04 Out-a-here!

Fort Jezreel, Jezreel Valley, Israel, 877 BC

1 Kings 18:3

Obadiah’s heart raced. “Out-a-here!” He slapped the prince’s horse on the rump.

Another arrow plunked in beside the first.

Ahab flattened on Shochar and kicked him into a dash for the fort.

Obadiah sprinted behind them on Lavan. A breath of air to the left, and that arrow would have sliced Ahab’s jugular. He pictured slinging the prince’s body over Shochar and leading him into the fort, but he could not imagine facing the king.

The gate guards stepped aside. Hoofs rattled the loose planks of the bridge and clip-clopped across the pavers. They were inside.

He closed his eyes and breathed. Miserable Assyrians couldn’t collect military intelligence and go home. Had to pick off a pair of wealthy-looking Hebrews.

Obadiah looked around. “A problem with a guard’s horse? You never talked to the captain.”

And you fell for it.”

Like an egg from a tall chicken. I’m about as sharp as last year’s plow point.” Obadiah shook his head. “You almost got us killed, my prince.”
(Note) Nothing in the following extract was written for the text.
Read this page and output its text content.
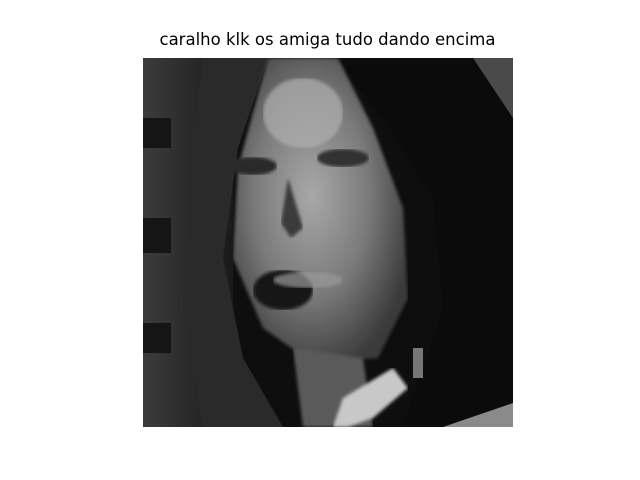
caralho klk os amiga tudo dando encima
As the gate swung closed behind them, a stable boy loped out from the headquarters compound. “The king’s looking for”—His eyes flicked from Ahab to Obadiah and back again—“the prince. Sorry, sir.” He blushed.
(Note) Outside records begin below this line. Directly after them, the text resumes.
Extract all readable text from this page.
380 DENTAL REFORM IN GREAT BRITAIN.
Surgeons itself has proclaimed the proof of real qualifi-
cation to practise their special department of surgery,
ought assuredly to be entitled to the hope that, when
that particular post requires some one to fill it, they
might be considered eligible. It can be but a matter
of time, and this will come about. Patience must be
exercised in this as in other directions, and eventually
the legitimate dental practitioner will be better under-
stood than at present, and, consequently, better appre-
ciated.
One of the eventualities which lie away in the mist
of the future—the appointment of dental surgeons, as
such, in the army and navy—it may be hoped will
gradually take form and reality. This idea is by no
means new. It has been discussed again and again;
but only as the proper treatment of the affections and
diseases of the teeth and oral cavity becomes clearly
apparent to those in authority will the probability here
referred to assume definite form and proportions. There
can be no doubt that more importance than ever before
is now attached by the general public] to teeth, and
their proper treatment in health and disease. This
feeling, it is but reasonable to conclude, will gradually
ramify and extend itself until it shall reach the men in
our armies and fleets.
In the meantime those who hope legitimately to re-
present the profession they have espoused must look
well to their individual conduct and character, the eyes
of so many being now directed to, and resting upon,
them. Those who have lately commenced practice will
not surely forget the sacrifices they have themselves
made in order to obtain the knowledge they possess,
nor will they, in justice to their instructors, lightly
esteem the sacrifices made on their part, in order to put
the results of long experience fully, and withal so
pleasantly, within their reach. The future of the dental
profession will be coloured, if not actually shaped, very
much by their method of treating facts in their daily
No worries.” Ahab grinned. “Plenty of people think this ugly guy looks like me.”

Obadiah pointed. “I even hung that medallion on his neck, so people could see who’s the prince, but it doesn’t help.” He pursed his lips. Like the prince, he stood half a head taller than most Hebrews and kept his beard trimmed. His white linen cloak and purple turban matched Ahab’s. Did he have the same bold black eyes and high cheekbones?

Obadiah jumped to the ground and handed the reins to the boy. “Wipe them down. I’ll be out to check on your work.”

Ahab jogged ahead of Obadiah to the far end of the street and nodded at the gate guards. He led the way into the headquarters compound and up the path.

Obadiah slowed his steps and touched Ahab’s arm. He wrinkled his brow. Had lookouts reported those arrows? Ahab spread his hands and shook his head.

At the entrance, the king paced in front of bodyguards, his sandals slapping the marble porch. He held his chin high and cracked his knuckles one by one. “You left fifty good men in the compound. You were racing in the valley alone. A mere scouting party from Cyprus or Assyria could have cut down my son and my right-hand man.”

Blood rushed into Obadiah’s cheeks, and he ducked his head. A proper show of humility never hurt. “My fault, your majesty.”

The king laughed. “Excuses later, Biah.”

Obadiah grinned and crowded inside with Ahab. The king had not heard about the arrows.

The king paused at the open door and spoke to his chief guard. “You’re on top of tomorrow’s execution, right? Make sure you have enough stakes for the children.”